Most of the book involves fleshing out the implications of the connection between search frictions and international competitiveness. The first two chapters offer background material. Chapter 1 highlights the discrepancies between the questions being raised in public debates about globalization and the questions capable of being addressed in traditional international trade models. Chapter 2 provides a nice summary of the recent debate between international economists and labour economists about the relative importance of trade to the decline in wages of low skilled workers. Labour economists have tended to assign a significant role to trade, whereas international economists have found much smaller effects, and instead point the finger at skill-biased technological progress. Davidson and Matusz don’t really take sides in this debate. Instead, they show how different conclusions arise from different methodological assumptions. More to the point, they argue that much of this debate misses the mark, since it is based on highly unrealistic models of the labour market.

The heart of the book is Chapter 3, which incorporates search frictions into a one-factor Ricardian trade model. In addition to showing how the structure of labour markets influences the pattern of trade, this chapter also shows how search frictions provide a natural bridge between the predictions of Heckscher-Ohlin and Ricardo-Viner models of trade and income distribution. The Heckscher-Ohlin model predicts that trade benefits a country’s abundant factors and hurts its scarce factors. Ricardo-Viner models predict that trade benefits all factors specific to exporting industries, while hurting all factors specific to import-competing industries, with the effects on mobile factors being ambiguous. With search frictions, factors are neither industry-specific nor perfectly mobile. Currently searching workers are in a sense mobile, since it is assumed they can redirect their search efforts without cost. Currently employed workers are in a sense specific, since they must incur search costs to change jobs. Assuming wage bargaining is efficient, the authors show that Heckscher-Ohlin predictions apply to searching factors, while Ricardo-Viner predictions apply to currently employed workers.

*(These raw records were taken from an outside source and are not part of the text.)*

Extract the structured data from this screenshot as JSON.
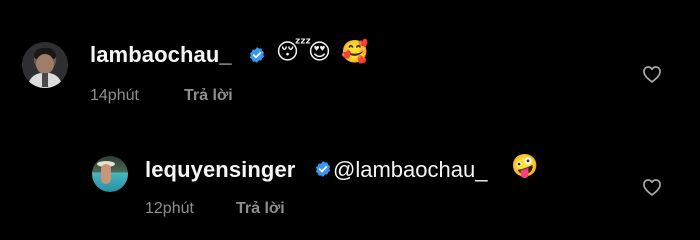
{
  "comments": [
    {
      "username": "lambaochau_",
      "verified": true,
      "emojis": [
        "😴",
        "😍",
        "🥰"
      ],
      "time": "14phút",
      "reply_label": "Trả lời",
      "like_icon": "heart-outline-icon"
    }
  ],
  "replies": [
    {
      "username": "lequyensinger",
      "verified": true,
      "mention": "@lambaochau_",
      "emojis": [
        "🤪"
      ],
      "time": "12phút",
      "reply_label": "Trả lời",
      "like_icon": "heart-outline-icon"
    }
  ],
  "colors": {
    "background": "#000000",
    "text_primary": "#f5f5f5",
    "text_secondary": "#8e8e8e",
    "verified_badge": "#3897f0"
  }
}
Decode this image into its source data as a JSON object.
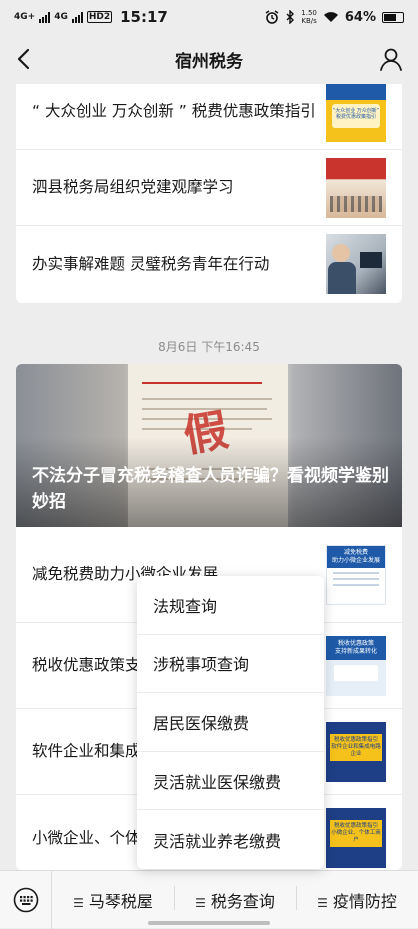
{
  "status": {
    "signal1": "4G+",
    "signal2": "4G",
    "hd": "HD2",
    "time": "15:17",
    "speed_value": "1.50",
    "speed_unit": "KB/s",
    "battery": "64%"
  },
  "header": {
    "title": "宿州税务"
  },
  "top_articles": [
    {
      "title": "“ 大众创业 万众创新 ” 税费优惠政策指引",
      "thumb_caption": "“大众创业 万众创新” 税费优惠政策指引"
    },
    {
      "title": "泗县税务局组织党建观摩学习"
    },
    {
      "title": "办实事解难题 灵璧税务青年在行动"
    }
  ],
  "timestamp": "8月6日 下午16:45",
  "cover": {
    "headline": "不法分子冒充税务稽查人员诈骗？看视频学鉴别妙招",
    "stamp": "假"
  },
  "articles": [
    {
      "title": "减免税费助力小微企业发展",
      "thumb_title": "减免税费",
      "thumb_sub": "助力小微企业发展"
    },
    {
      "title": "税收优惠政策支",
      "thumb_title": "税收优惠政策",
      "thumb_sub": "支持新成果转化"
    },
    {
      "title": "软件企业和集成指引",
      "thumb_title": "税收优惠政策指引",
      "thumb_sub": "软件企业和集成电路企业"
    },
    {
      "title": "小微企业、个体引",
      "thumb_title": "税收优惠政策指引",
      "thumb_sub": "小微企业、个体工商户"
    }
  ],
  "popup_menu": [
    "法规查询",
    "涉税事项查询",
    "居民医保缴费",
    "灵活就业医保缴费",
    "灵活就业养老缴费"
  ],
  "bottom_menu": [
    "马琴税屋",
    "税务查询",
    "疫情防控"
  ],
  "colors": {
    "accent": "#c8332b",
    "thumb_blue": "#1e5aa8",
    "thumb_yellow": "#f4c21b",
    "background": "#ededed"
  }
}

The final two chapters provide empirical evidence and discuss policy implications. Chapter 4 provides surprisingly strong and robust evidence that net exports across U.S. industries are negatively related to job destruction rates. Chapter 5 speaks most directly to recent policy debates. It attempts to go beyond the “compensation principle” by showing that trade not only represents a potential Pareto improvement, but can actually become a Pareto improvement with appropriate policies. These policies call for targeted wage subsidies to movers and targeted employment subsidies to those who choose to remain in the import-competing sector. Interestingly, it turns out not to be very costly in efficiency terms to completely compensate the losers from trade.

This is an excellent book, which will be of interest to both academics and policymakers. It is a Krugmanesque blending of clear and concise prose, simple yet rigorous modeling, and suggestive empirical evidence. My main complaint concerns its assumption that turnover rates are exogenous. I buy the argument that turnover rates influence trade. However, it seems equally clear that trade feeds back and influences turnover rates. The recent work of Sargent and Ljungqvist provides a vivid example. Another drawback is that the compensation analysis is group-focused rather than based on individual labour market experiences. Matching models are nice because they produce deterministic aggregate dynamics. However, this masks a lot of individual randomness and heterogeneity, and it seems unlikely (and undesirable) that policy would not respond to the vagaries of the search process.